This pile of white ice chunks was scraped off the OLLI parking lot. As you can see, the lot is still white.

I’ve talked about snow that is undisturbed without a temperature gradient, and about disturbed snow without pressure. Today we’re going to take that a step farther and look at snow that is disturbed by pressure—specifically, by car or foot traffic—when temperatures are below freezing. Here in Alaska we call it white ice, and the less-traveled roads and almost all the parking lots are solid white ice this time of year.

Wind or an avalanche will break snow crystals, but it doesn’t in itself press the broken grains together. Walking or driving over dry snow, however, not only breaks the crystals, it also presses them together. If it is near freezing, the pressure may even cause slight melting. In any event the crystals are very firmly welded together. The result is a mass that has some air trapped—that’s why it looks white. But it may be only a little less dense than ice, and is only slightly softer. An icebreaker or a sharp-edged shovel will generally break it much more easily than it will break true ice, but white ice is definitely solid.

Some of the chunks of white ice removed from the road I live on.

As a driving surface, white ice is something most Alaskan drivers learn to deal with. It is not impossibly slippery if it is not polished or near freezing temperature, though most of us drive on it with caution and learn to feather our brakes. Mine are anti-skid, but I’ve learned to brake softly enough that the anti-lock feature almost never engages—except at intersections.  Those are often polished to the point that they are extremely slick, even though graveled.

Yes, graveled. We don’t use salt much because our temperatures are generally so low that even salt water freezes and salt simply will not melt ice. Salt’s used on sidewalks sometimes, but in cold weather each salt pellet simply melts its way down to the pavement without having much effect on the main ice mass—except to make it slicker.

Notice the step left when one lane of my road was plowed a couple of days ago.

The road I live on is gravel, and a coating of white ice actually improves it. But it does do some things you might not think about to paved roads.

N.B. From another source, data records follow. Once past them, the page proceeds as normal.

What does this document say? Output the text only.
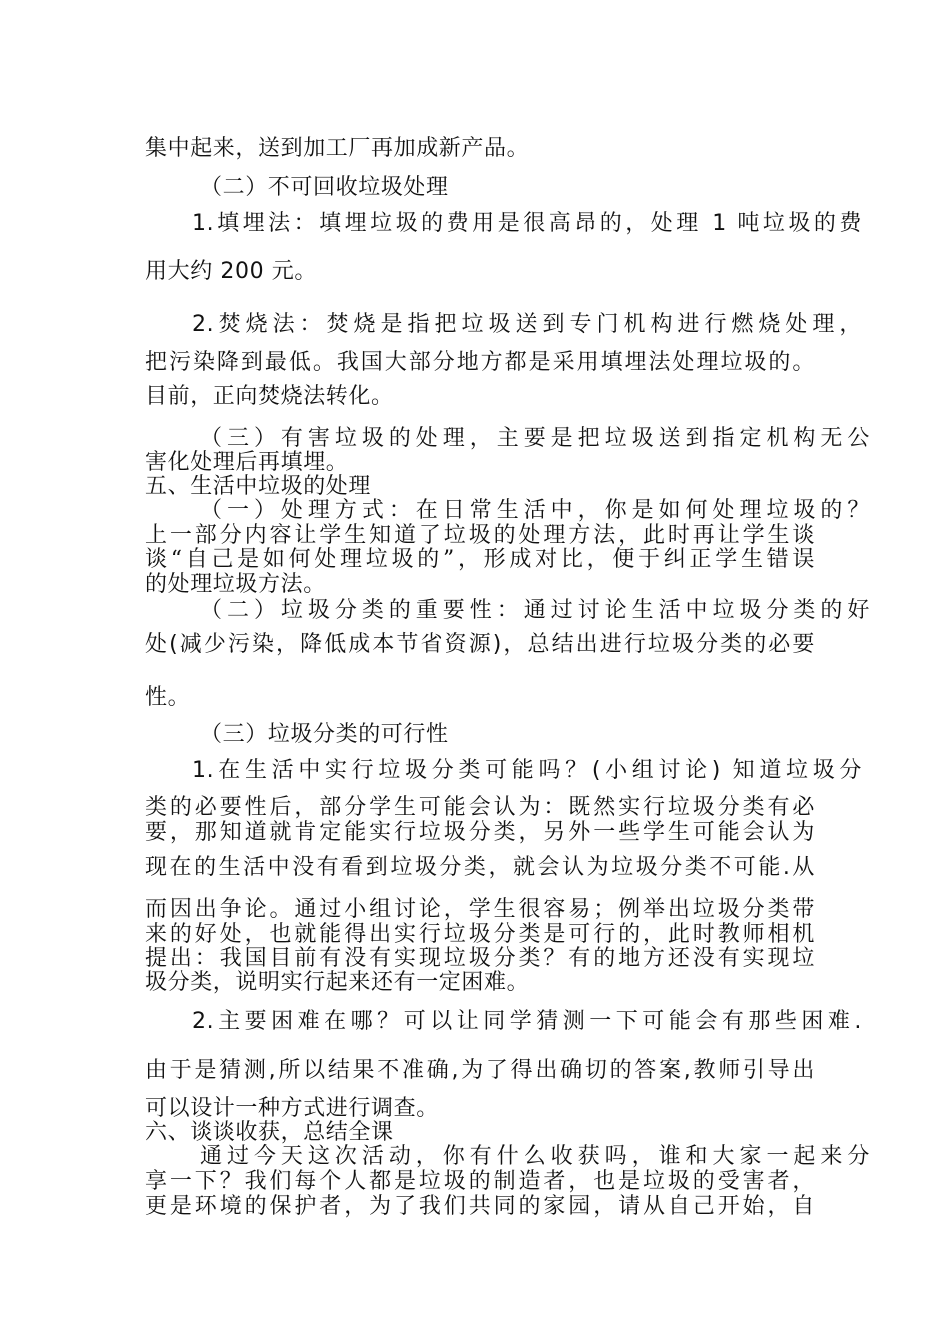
集中起来，送到加工厂再加成新产品。
（二）不可回收垃圾处理
1.填埋法：填埋垃圾的费用是很高昂的，处理 1 吨垃圾的费
用大约 200 元。
2.焚烧法：焚烧是指把垃圾送到专门机构进行燃烧处理，
把污染降到最低。我国大部分地方都是采用填埋法处理垃圾的。
目前，正向焚烧法转化。
（三）有害垃圾的处理，主要是把垃圾送到指定机构无公
害化处理后再填埋。
五、生活中垃圾的处理
（一）处理方式：在日常生活中，你是如何处理垃圾的？
上一部分内容让学生知道了垃圾的处理方法，此时再让学生谈
谈“自己是如何处理垃圾的”，形成对比，便于纠正学生错误
的处理垃圾方法。
（二）垃圾分类的重要性：通过讨论生活中垃圾分类的好
处(减少污染，降低成本节省资源)，总结出进行垃圾分类的必要
性。
（三）垃圾分类的可行性
1.在生活中实行垃圾分类可能吗？(小组讨论) 知道垃圾分
类的必要性后，部分学生可能会认为：既然实行垃圾分类有必
要，那知道就肯定能实行垃圾分类，另外一些学生可能会认为
现在的生活中没有看到垃圾分类，就会认为垃圾分类不可能.从
而因出争论。通过小组讨论，学生很容易；例举出垃圾分类带
来的好处，也就能得出实行垃圾分类是可行的，此时教师相机
提出：我国目前有没有实现垃圾分类？有的地方还没有实现垃
圾分类，说明实行起来还有一定困难。
2.主要困难在哪？可以让同学猜测一下可能会有那些困难.
由于是猜测,所以结果不准确,为了得出确切的答案,教师引导出
可以设计一种方式进行调查。
六、谈谈收获，总结全课
通过今天这次活动，你有什么收获吗，谁和大家一起来分
享一下？我们每个人都是垃圾的制造者，也是垃圾的受害者，
更是环境的保护者，为了我们共同的家园，请从自己开始，自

First, it covers any marking painted on the road or parking lot—lane markings, turn arrows, lines that mark parking spaces.

Second, it can at times be thick enough that when part of a road is cleared in the spring, a considerable drop-off may result.

Third, and especially a problem when it is overcast and the light is flat, is whiteout conditions. It’s not as bad as in an airplane north of tree line when the pilot may not even be able to see which way is up, but telling what is road and what is not can be very difficult when the road is white ice and the verge is snow and both are exactly the same color. It’s hard to see even with directional light and shadows, but in flat light everything looks the same.

I managed to high-center my car a few weeks ago taking an exit between a four-lane highway and a major side road. The exit was pure white ice, and I couldn’t quite see what was road and what was the curbed triangle between the side road and the exit. I wound up on the triangle and had to be pulled off by a tow truck. Neither the trooper who stopped to see if I needed help nor the tow truck driver seemed to have the slightest problem understanding how I’d gotten there, or even consider my situation unusual. “Whiteout”  was all the explanation I needed.